Two Tickets To Paradise

Potential Start-Up Problems

Start-up costs range from $5,000 to upwards of $25,000-in fact, those who've tried this say you're risking failure if you don't have at least $25,000. Keep in mind that your dream may not pay off right away, and you might have to shell out a lot more for marketing than you expected.

There are plenty of other start-up issues to consider as well, such as your own industry experience (or lack thereof). Travel entrepreneurs advise you to work at a tour company before venturing out on your own. Otherwise, like Josh Cohen, you'll face big problems.

In 1991, Cohen, 26 at the time, used his credit cards to start what was to become InnerQuest Wilderness Adventures in Sausalito, California. Then he ran into a series of speed bumps: Someone had already claimed his business name, and it was costly to change it; his first ad in an adventure travel magazine flopped due to a malfunctioning toll-free number; plus, he hadn't figured out how to turn his outdoor personal-growth courses into a year-round business. Eventually, he had to put most of his profits back into the business to try to keep it going-all $100,000 of it-and it still wasn't enough: By 1997, the early debts forced him to reorganize under bankruptcy laws.
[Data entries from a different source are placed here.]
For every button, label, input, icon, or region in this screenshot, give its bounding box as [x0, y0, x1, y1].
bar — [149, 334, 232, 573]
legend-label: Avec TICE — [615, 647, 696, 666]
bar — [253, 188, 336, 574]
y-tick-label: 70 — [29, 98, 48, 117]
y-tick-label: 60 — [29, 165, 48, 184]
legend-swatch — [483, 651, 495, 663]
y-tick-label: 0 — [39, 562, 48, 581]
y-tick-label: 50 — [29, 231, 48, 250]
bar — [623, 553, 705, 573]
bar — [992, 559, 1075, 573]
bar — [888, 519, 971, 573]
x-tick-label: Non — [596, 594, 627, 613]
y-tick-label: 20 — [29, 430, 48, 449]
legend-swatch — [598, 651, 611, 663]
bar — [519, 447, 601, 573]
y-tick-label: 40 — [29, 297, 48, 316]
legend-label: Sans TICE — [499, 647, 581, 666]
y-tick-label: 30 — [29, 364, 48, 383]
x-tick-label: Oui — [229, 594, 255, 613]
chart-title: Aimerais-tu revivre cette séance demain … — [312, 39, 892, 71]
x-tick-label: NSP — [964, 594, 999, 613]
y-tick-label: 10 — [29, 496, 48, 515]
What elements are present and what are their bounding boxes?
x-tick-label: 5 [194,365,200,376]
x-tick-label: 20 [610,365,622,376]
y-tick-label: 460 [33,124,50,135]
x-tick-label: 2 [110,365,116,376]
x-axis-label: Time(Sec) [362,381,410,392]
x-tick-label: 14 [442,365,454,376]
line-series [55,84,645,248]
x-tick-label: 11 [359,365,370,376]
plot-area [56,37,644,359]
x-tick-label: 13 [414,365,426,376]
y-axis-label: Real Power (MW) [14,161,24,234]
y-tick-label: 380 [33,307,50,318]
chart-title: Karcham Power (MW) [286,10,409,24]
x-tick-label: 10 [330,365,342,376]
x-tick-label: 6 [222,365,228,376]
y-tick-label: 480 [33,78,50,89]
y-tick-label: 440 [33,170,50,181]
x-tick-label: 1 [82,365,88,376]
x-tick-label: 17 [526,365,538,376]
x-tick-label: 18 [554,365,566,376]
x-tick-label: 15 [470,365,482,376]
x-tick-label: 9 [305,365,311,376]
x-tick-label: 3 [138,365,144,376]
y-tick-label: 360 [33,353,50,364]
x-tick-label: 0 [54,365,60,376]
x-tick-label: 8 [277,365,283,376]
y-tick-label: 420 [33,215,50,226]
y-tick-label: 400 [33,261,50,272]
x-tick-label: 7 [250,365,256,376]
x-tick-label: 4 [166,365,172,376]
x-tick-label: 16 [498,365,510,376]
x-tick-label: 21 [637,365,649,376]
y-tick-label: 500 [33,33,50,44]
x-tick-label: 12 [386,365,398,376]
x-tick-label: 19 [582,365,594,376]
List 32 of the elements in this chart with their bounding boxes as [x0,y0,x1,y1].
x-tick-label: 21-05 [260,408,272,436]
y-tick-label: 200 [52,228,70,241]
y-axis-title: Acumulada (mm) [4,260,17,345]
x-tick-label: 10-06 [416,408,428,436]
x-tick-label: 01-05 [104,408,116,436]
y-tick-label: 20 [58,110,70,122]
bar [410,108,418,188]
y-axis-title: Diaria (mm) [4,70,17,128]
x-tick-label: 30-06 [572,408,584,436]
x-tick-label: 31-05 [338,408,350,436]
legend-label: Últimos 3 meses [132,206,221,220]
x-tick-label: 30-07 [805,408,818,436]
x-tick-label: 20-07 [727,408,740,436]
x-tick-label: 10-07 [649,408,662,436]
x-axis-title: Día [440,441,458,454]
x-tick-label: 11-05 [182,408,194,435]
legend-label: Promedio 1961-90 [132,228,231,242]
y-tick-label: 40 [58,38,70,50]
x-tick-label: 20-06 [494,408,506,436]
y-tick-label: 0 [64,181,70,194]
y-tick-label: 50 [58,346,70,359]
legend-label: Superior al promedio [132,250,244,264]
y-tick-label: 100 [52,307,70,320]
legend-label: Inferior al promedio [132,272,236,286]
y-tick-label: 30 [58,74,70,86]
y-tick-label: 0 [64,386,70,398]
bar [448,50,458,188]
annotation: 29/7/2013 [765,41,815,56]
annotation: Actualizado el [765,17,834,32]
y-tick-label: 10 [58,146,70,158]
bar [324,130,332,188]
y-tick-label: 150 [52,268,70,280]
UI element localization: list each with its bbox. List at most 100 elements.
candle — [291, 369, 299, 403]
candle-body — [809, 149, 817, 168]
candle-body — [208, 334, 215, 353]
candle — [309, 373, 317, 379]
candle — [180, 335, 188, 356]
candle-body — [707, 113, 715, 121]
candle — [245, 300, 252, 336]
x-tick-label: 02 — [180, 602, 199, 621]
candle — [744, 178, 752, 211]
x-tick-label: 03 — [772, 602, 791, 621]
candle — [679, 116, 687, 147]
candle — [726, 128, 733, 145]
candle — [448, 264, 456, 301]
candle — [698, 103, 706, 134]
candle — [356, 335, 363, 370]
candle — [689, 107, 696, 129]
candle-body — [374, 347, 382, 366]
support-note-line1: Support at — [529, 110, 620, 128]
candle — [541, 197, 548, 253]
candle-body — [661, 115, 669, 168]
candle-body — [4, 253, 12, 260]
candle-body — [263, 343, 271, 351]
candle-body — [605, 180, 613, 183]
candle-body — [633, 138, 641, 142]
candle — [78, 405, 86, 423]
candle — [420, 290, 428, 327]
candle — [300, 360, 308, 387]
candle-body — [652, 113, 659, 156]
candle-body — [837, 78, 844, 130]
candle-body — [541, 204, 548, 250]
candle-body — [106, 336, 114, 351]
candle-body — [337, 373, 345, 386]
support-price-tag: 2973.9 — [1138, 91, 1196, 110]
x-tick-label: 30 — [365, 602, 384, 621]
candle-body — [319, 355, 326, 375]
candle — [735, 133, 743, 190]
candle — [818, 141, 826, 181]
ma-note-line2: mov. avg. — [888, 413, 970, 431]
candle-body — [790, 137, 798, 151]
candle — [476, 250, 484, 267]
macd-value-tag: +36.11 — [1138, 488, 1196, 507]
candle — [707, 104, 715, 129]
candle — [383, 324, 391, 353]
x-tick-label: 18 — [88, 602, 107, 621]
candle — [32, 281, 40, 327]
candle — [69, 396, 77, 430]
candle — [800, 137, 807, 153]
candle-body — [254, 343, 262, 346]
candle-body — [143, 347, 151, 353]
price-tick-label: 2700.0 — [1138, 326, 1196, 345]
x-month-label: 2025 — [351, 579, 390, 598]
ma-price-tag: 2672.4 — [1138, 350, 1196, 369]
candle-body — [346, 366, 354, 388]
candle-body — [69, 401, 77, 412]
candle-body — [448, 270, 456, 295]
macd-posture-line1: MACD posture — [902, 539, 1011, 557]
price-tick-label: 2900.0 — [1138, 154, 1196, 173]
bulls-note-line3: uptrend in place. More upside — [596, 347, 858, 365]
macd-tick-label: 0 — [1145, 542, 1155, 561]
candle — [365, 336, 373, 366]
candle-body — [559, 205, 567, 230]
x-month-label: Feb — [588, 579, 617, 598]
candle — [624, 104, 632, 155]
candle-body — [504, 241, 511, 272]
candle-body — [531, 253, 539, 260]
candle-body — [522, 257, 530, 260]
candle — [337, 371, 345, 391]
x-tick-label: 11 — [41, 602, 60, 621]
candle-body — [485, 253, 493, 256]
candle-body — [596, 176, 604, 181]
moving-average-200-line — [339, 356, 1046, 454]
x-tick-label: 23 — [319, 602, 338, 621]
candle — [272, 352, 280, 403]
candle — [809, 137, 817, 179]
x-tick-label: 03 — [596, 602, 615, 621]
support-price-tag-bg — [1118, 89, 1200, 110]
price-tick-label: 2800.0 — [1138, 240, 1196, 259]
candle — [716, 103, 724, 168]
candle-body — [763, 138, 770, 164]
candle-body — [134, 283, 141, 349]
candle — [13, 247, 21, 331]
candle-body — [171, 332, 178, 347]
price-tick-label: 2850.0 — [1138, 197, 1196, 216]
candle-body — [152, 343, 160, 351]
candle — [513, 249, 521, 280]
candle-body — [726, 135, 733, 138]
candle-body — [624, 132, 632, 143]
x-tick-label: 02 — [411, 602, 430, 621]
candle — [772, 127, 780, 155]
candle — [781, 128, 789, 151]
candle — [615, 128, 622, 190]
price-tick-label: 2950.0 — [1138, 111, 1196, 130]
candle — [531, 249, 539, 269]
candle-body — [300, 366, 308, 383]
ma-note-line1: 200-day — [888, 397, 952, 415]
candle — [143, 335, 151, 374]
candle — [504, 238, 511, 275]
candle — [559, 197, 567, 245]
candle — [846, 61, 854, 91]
But the painful lessons learned made InnerQuest's financial reorganization very successful, and Cohen, now 35, has added ecotours in Belize and Costa Rica during most of the year, taking groups into the deep rain forests where most tourists never venture.

Tim Vanderhoof, 32, took industry experience one step further. Despite having spent much of his life "in every facet of the travel industry here and abroad," he figured he could still use some mature help. He split the costs, risks and ownership with Nancy Johnson, who had 20 years more experience, and in April 1999, they formed AlfresCo Corp., a Seattle company that provides adventure programs for corporate training.

Vanderhoof and Johnson also planned a slow rollout to work out the kinks. "Our mantra is 'underpromise and overdeliver,' and when I assess a project, I add 50 percent to the time I expect to be able to finish," Vanderhoof explains.